Another light volume affair in the market once again as a late day rally sends the major indexes into the green.  A weaker than expected Philly Fed index sent stocks to their lows of the session.  Volume was actually on the decline as stocks moved towards the low of the day.  Institutions simply were not selling into the move.  Stocks moved in tight fashion until the last hour when sellers took to the market.  The last half hour was a different story where a surge of buying hit the market.  Volume jumped on the move, but failed to eclipse Wednesday’s pace.  A nice day where the market has been able to consolidate its gains after a big run up from its lows.
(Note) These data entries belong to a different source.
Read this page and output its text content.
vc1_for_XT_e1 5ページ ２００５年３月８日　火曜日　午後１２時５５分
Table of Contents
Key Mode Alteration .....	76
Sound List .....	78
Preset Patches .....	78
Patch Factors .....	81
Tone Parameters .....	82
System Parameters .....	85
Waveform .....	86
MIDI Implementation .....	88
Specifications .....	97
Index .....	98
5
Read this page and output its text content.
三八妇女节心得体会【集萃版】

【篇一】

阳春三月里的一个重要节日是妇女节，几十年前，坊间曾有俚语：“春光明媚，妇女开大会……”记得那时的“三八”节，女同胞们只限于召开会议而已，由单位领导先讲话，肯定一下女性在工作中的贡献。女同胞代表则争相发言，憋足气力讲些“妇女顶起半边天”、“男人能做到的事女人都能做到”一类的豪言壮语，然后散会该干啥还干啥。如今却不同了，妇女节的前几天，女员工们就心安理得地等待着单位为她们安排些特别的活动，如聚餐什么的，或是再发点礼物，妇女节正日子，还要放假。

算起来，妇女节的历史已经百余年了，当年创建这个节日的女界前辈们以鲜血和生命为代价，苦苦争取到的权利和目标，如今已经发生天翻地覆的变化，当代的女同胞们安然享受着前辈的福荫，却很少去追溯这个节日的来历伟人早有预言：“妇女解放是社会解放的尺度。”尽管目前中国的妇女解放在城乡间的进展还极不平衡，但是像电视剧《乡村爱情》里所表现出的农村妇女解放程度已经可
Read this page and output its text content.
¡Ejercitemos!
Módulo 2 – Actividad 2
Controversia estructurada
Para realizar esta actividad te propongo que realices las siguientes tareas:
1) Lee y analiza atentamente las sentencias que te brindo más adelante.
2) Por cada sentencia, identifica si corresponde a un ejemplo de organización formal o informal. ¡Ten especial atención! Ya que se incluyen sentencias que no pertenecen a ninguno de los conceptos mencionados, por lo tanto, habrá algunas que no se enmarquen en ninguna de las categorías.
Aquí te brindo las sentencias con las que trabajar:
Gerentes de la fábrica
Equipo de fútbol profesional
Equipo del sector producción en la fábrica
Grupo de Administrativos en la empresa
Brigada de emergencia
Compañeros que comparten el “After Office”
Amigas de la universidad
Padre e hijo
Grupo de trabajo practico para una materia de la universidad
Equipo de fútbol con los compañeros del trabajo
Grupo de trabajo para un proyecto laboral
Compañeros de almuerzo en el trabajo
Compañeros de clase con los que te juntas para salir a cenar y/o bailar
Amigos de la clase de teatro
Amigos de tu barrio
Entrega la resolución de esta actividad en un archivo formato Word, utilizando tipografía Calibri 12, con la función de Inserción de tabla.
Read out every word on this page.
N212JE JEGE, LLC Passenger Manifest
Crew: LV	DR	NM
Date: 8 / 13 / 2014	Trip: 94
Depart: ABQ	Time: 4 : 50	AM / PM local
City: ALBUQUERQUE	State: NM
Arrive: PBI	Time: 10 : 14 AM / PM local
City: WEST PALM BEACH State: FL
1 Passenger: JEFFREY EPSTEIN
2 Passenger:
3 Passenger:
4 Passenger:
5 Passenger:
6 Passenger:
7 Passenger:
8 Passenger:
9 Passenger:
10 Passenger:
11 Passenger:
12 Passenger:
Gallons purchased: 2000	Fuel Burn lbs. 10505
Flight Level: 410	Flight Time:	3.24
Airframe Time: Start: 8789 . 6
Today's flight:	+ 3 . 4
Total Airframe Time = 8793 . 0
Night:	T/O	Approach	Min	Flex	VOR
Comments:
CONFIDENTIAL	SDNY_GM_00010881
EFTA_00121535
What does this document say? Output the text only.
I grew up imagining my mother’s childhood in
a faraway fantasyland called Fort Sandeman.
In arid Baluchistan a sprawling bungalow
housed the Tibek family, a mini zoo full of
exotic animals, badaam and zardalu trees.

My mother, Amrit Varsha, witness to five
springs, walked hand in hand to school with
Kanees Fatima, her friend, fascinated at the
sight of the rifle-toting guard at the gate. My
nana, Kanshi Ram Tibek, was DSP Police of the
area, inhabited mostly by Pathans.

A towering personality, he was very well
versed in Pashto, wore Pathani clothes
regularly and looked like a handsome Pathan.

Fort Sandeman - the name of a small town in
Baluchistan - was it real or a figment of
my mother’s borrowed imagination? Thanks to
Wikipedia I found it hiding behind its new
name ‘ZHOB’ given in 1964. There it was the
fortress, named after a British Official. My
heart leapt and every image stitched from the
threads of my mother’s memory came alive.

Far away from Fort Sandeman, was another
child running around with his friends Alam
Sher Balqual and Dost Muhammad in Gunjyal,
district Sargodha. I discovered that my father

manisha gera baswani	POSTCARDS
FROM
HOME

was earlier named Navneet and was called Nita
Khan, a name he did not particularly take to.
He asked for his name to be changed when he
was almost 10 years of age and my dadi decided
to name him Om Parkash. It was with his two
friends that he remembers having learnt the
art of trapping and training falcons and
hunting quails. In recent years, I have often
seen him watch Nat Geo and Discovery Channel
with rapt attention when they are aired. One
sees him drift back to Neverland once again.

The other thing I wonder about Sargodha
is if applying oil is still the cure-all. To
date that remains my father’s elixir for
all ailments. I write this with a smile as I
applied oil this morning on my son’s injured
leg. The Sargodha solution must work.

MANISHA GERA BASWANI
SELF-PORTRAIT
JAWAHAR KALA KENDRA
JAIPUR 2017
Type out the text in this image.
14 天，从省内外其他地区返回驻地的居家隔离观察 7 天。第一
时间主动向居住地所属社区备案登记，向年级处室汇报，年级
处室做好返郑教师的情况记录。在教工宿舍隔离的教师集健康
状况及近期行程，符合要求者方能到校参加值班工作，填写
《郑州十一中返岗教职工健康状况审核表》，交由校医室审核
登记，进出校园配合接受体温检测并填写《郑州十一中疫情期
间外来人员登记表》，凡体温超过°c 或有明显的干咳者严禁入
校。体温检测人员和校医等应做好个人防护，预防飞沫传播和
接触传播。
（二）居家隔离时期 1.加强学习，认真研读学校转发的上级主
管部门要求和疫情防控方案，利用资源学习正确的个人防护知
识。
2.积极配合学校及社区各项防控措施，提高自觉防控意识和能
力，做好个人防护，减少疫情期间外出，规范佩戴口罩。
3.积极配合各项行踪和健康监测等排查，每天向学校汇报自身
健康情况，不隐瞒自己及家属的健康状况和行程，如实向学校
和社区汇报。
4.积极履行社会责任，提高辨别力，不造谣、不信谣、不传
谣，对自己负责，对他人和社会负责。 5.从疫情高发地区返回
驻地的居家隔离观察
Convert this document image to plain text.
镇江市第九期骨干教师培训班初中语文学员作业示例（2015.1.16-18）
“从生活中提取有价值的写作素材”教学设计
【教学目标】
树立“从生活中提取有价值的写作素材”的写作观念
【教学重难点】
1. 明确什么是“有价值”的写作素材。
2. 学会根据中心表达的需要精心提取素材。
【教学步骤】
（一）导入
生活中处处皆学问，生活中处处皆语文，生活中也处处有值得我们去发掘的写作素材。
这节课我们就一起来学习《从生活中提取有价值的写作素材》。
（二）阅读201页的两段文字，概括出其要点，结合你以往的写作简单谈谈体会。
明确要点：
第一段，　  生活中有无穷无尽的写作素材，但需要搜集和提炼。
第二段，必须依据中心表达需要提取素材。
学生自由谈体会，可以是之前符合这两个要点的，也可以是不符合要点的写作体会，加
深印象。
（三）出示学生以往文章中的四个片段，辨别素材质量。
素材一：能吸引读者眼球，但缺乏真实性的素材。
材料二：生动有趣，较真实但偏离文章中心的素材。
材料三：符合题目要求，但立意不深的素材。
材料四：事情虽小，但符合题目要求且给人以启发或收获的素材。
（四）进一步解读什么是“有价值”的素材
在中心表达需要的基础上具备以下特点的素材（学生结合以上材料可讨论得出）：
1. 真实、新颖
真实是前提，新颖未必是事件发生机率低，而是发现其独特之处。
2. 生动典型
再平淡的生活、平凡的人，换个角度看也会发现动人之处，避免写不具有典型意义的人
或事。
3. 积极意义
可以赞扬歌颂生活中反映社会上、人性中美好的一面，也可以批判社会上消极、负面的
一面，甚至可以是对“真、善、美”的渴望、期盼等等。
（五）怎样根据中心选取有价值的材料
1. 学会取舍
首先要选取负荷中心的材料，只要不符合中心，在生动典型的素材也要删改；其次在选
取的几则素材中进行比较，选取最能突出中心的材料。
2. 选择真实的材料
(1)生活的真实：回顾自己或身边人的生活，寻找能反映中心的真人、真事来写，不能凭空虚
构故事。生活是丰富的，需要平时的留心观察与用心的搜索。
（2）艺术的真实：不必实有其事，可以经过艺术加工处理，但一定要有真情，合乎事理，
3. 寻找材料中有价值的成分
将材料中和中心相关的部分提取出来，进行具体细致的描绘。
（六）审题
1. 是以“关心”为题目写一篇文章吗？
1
Many expected, including myself that volume would at least show up for options expiry week.  However, that was not to be as volume has been extraordinary low.  All week volume has been low which has called into question the validity of this confirmed market rally.  While it would be ideal for massive volume to the upside, but so far we have yet to see any hint of institution accumulation.  At the moment, the market has been getting support at the days lows which hints there is at least a bid to the market.  If the market didn’t have a bid stock prices would fall.  When the market begins to show signs of weakness here it’ll be important to make sure you are cutting exposure and your losses.

For the first time the overall put/call finished below 1.0.  Index puts continue to be in favor as traders are looking to protect their downside in this market.  On the other side of the option game is the equity side where calls have been very dominant as of late.  Normally, when the equity put/call is below .6 it signals complacency on the part of buyers.  But, then we compare to the index side and it is the complete opposite.  While we don’t use the put/call as an indicator in our trading we certainly keep abreast near market turns.  To date, the put/call is mixed and yielding very little value to us.

In the short-term the number of stocks over their 20dma remains elevated at 77%.  Only 39% of stocks are over their 50dma, a slight disconnect when the number of stocks over their 20dma remains that high.  However, we did experience a 2 month correction of 15% in magnitude.  Therefore, it is expected that very few stocks would be over their 50dma.  These facts highlight the need for the market to continue consolidating gains and building accumulation.  There are plenty of stocks setting up with potentially nice patterns.  However, time is what they need at this point.  The longer we consolidate the better chances we have of making a big run.

Enjoy the weekend and options expiry Friday!